Maybe, just maybe, being able to speak up for Black lives will initiate the powerful process of questioning who you are. It allows you to have a take — a messy opinion that is spilling over the edges of family social circles, seeping under the rugs at casual drinks with friends, and plopping in hot, messy splodges across your social media.
It forces you to refine what you think, how you think, and question where it comes from. It encourages you to look within yourself and introspect. Most importantly, it gives you something to believe in, to stand by, to say, and the confidence to know that you can.
As Indians, our support and international solidarity is not to be undermined. We are at a critical point in time — as people of colour, we can bring a fresh wave of support to the movement. We can underline the issues of structural racism and white supremacy, and step back to create and honour Black voices.
Simply, we are stronger together. When we stand in solidarity with others, we pave the way to be able to speak up for other issues closer to home. We get better at speaking up with practice. We question our motives with a dialogue. We learn when we have discussions with people who are polar opposites of us. And we do so by being humble, willing to listen, open, and empathetic. Our smugness over our “wokeness” will get us nowhere.

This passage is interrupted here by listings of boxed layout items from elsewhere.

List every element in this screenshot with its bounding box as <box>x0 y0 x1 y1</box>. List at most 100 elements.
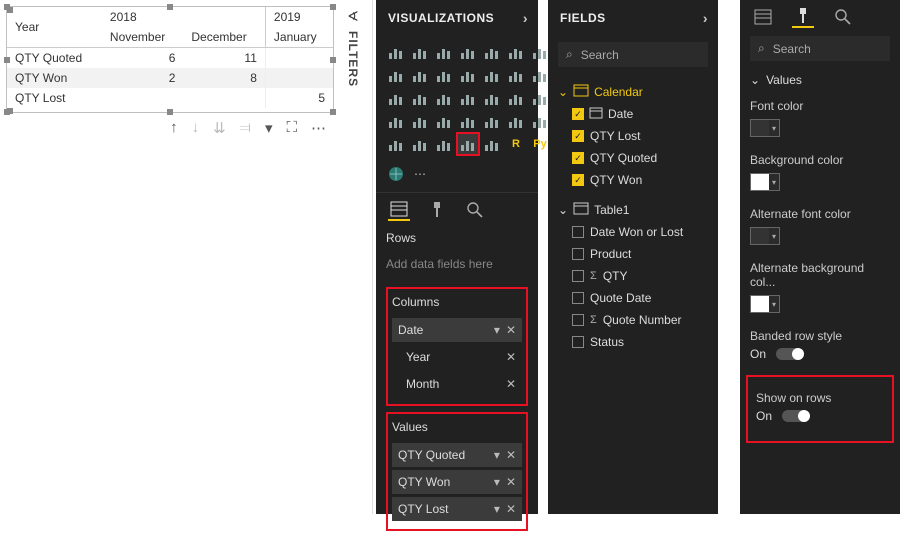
format-tab[interactable] <box>426 199 448 221</box>
field-pill[interactable]: Month✕ <box>392 372 522 396</box>
viz-scatter[interactable] <box>530 65 550 85</box>
viz-matrix[interactable] <box>506 111 526 131</box>
field-row[interactable]: Product <box>558 243 708 265</box>
field-row[interactable]: ΣQuote Number <box>558 309 708 331</box>
field-row[interactable]: Status <box>558 331 708 353</box>
rows-drop-hint[interactable]: Add data fields here <box>386 251 528 281</box>
viz-ribbon[interactable] <box>482 65 502 85</box>
viz-powerapps[interactable]: R <box>506 134 526 154</box>
format-search[interactable]: ⌕ Search <box>750 36 890 61</box>
remove-icon[interactable]: ✕ <box>506 377 516 391</box>
checkbox[interactable] <box>572 174 584 186</box>
checkbox[interactable] <box>572 152 584 164</box>
checkbox[interactable] <box>572 130 584 142</box>
more-visuals-icon[interactable]: ⋯ <box>410 164 430 184</box>
viz-stacked-bar-h[interactable] <box>410 42 430 62</box>
banded-toggle[interactable] <box>776 348 804 360</box>
viz-custom[interactable]: Py <box>530 134 550 154</box>
more-options-icon[interactable]: ⋯ <box>311 119 326 137</box>
checkbox[interactable] <box>572 270 584 282</box>
checkbox[interactable] <box>572 108 584 120</box>
field-pill[interactable]: QTY Quoted▾✕ <box>392 443 522 467</box>
viz-pie[interactable] <box>386 88 406 108</box>
viz-qna[interactable] <box>458 134 478 154</box>
viz-stacked-bar-100[interactable] <box>506 42 526 62</box>
drill-up-icon[interactable]: ↑ <box>170 119 178 137</box>
viz-table[interactable] <box>482 111 502 131</box>
viz-card[interactable] <box>386 111 406 131</box>
chevron-down-icon[interactable]: ▾ <box>494 448 500 462</box>
viz-py-visual[interactable] <box>386 134 406 154</box>
viz-treemap[interactable] <box>434 88 454 108</box>
remove-icon[interactable]: ✕ <box>506 350 516 364</box>
filter-icon[interactable]: ▾ <box>265 119 273 137</box>
format-tab-icon[interactable] <box>792 6 814 28</box>
field-row[interactable]: ΣQTY <box>558 265 708 287</box>
field-pill[interactable]: Year✕ <box>392 345 522 369</box>
checkbox[interactable] <box>572 336 584 348</box>
viz-multi-card[interactable] <box>410 111 430 131</box>
viz-map[interactable] <box>458 88 478 108</box>
field-row[interactable]: QTY Quoted <box>558 147 708 169</box>
matrix-visual[interactable]: Year20182019NovemberDecemberJanuaryQTY Q… <box>6 6 334 113</box>
viz-stacked-col-100[interactable] <box>482 42 502 62</box>
field-row[interactable]: Date Won or Lost <box>558 221 708 243</box>
viz-donut[interactable] <box>410 88 430 108</box>
field-group-header[interactable]: ⌄Calendar <box>558 81 708 103</box>
checkbox[interactable] <box>572 226 584 238</box>
expand-down-icon[interactable]: ⇊ <box>213 119 226 137</box>
fields-search[interactable]: ⌕ Search <box>558 42 708 67</box>
alt-font-swatch[interactable]: ▾ <box>750 227 780 245</box>
analytics-tab[interactable] <box>464 199 486 221</box>
drill-down-icon[interactable]: ↓ <box>192 119 200 137</box>
chevron-right-icon[interactable]: › <box>523 10 528 26</box>
viz-line[interactable] <box>530 42 550 62</box>
field-pill[interactable]: Date▾✕ <box>392 318 522 342</box>
field-row[interactable]: QTY Won <box>558 169 708 191</box>
field-row[interactable]: QTY Lost <box>558 125 708 147</box>
chevron-down-icon[interactable]: ▾ <box>494 323 500 337</box>
field-row[interactable]: Quote Date <box>558 287 708 309</box>
bg-color-swatch[interactable]: ▾ <box>750 173 780 191</box>
alt-bg-swatch[interactable]: ▾ <box>750 295 780 313</box>
remove-icon[interactable]: ✕ <box>506 448 516 462</box>
fields-tab[interactable] <box>388 199 410 221</box>
field-pill[interactable]: QTY Won▾✕ <box>392 470 522 494</box>
viz-line-col[interactable] <box>434 65 454 85</box>
arcgis-icon[interactable] <box>386 164 406 184</box>
font-color-swatch[interactable]: ▾ <box>750 119 780 137</box>
viz-decomp[interactable] <box>434 134 454 154</box>
viz-key-influencers[interactable] <box>410 134 430 154</box>
viz-slicer[interactable] <box>458 111 478 131</box>
field-pill[interactable]: QTY Lost▾✕ <box>392 497 522 521</box>
viz-clustered-col[interactable] <box>458 42 478 62</box>
viz-kpi[interactable] <box>434 111 454 131</box>
remove-icon[interactable]: ✕ <box>506 475 516 489</box>
chevron-down-icon[interactable]: ▾ <box>494 475 500 489</box>
checkbox[interactable] <box>572 292 584 304</box>
viz-paginated[interactable] <box>482 134 502 154</box>
focus-mode-icon[interactable]: ⛶ <box>286 119 297 137</box>
viz-area[interactable] <box>386 65 406 85</box>
viz-waterfall[interactable] <box>506 65 526 85</box>
viz-line-col2[interactable] <box>458 65 478 85</box>
field-group-header[interactable]: ⌄Table1 <box>558 199 708 221</box>
remove-icon[interactable]: ✕ <box>506 323 516 337</box>
values-section-header[interactable]: ⌄ Values <box>740 67 900 93</box>
viz-clustered-bar[interactable] <box>434 42 454 62</box>
viz-stacked-bar[interactable] <box>386 42 406 62</box>
viz-r-visual[interactable] <box>530 111 550 131</box>
fields-tab-icon[interactable] <box>752 6 774 28</box>
viz-funnel[interactable] <box>506 88 526 108</box>
viz-filled-map[interactable] <box>482 88 502 108</box>
filters-pane-toggle[interactable]: ∢ FILTERS <box>346 8 360 87</box>
viz-stacked-area[interactable] <box>410 65 430 85</box>
analytics-tab-icon[interactable] <box>832 6 854 28</box>
expand-all-icon[interactable]: ⫤ <box>240 119 251 137</box>
checkbox[interactable] <box>572 314 584 326</box>
show-rows-toggle[interactable] <box>782 410 810 422</box>
viz-gauge[interactable] <box>530 88 550 108</box>
checkbox[interactable] <box>572 248 584 260</box>
field-row[interactable]: Date <box>558 103 708 125</box>
chevron-right-icon[interactable]: › <box>703 10 708 26</box>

Indian outrage has its place and we must commit to fighting oppression with everything we have. But dismantling the structures of inequality in the US will have repercussions for white supremacy everywhere. If you really are an ally, get on and do the work. I hope today, you call out ‘Black Lives Matter’. And I hope tomorrow, you look inside and question what you believe in. I hope one day ,your opinion runs like distilled water into a polished glass, measured, thoughtful and crystal clear. And one day, I hope you take that opinion and pour it burning-hot all over oppression, everywhere.